I was honored to participate in the Legal Educational Seminar sponsored by the Oglala Lakota Legal Department. The complex content articulated in the Docket 74 (a. and b.) was mesmerizing. Mario has the gift of legalistic storytelling that made the experience outstanding and the content equally exceptional. Even more critical was the background knowledge that he shared about the “process” because that could only come from him. No ONE else has that knowledge and personal experience. All my life, I have heard people mention Docket 74 and I never had an inkling about what it was. I was more familiar with the Black Hills case and even so his presentation put into place many of the missing pieces of the puzzle.
I want to thank the Oglala Legal Department for their vision of preserving the intimate detailed history of the treaties. I enjoyed meeting new people and making new friends.

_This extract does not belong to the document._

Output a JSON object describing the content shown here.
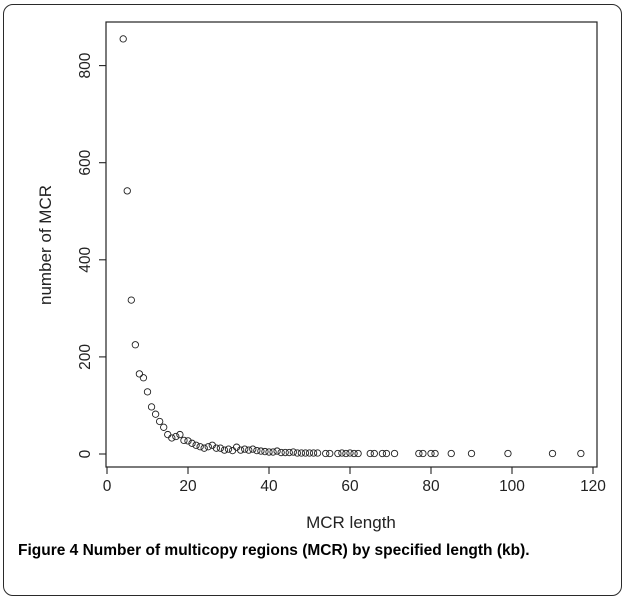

I was also thrilled to share my limited knowledge and perspective of the treaties. The 1868 Treaty of Fort Laramie and the 1851 Treaty of Horse Creek are classic examples of the cultural dissonance between the Americans and the Lakota people. It is my opinion based on my research that the treaty discussions between the Lakota leaders and the treaty commissioners were more of a “discussion” than an actual negotiation. The major conflict was the Lakota belief in what was “spoken” versus the final written document. As a result, the Lakota have remembered whatever was impressively spoken and the government executed only the terms of the treaty as it was written and ratified. With such different perceptions, both Lakota’s and whites left the treaty grounds convinced that they had won a major victory and determined to make no more concessions to the other. Only one thing was clear, the Americans and the Lakota were on a collision course that did not bode well for the Lakota. There could never be “negotiations” when the one entity brings a document that had been previously constructed and whose construction is negligently one-sided to a conference and where the people of the government were unilaterally unwilling to compromise.
Of course, with good comes some negative discourse. In all open gatherings, there are the usual parties that need to have a voice of misplaced and irrelevant dialogues. Perhaps at the next seminar, it could be by invitation only and our time would be more constructively used to find ways to recover our Black Hills. I also wished we could have had a more definitive outcome regarding educating our children along with the adults.
During the consultation, I offered two forward thinking options that I hope will find their way into a proactive agenda towards meeting our goal of preserving the Black Hills.
We need to develop a foundation whose sole purpose is to raise money for the reclamation of the Black Hills. We need significant financial resources to make a difference. And secondly, we need to develop a major media campaign to educate the public about the theft of the Black Hills. For example, we should have signage along the major interstates advising tourists that they are entering “stolen land.” Our young people are very creative and are blessed with artistic skills that could blend our glorious colorful culture with intellectual statements about the “truth.”
Thanks for the amazing experience and we must continue to find ways to educate our children and grandchildren with two messages, the Black Hills were stolen and can’t be sold, and we must never give up.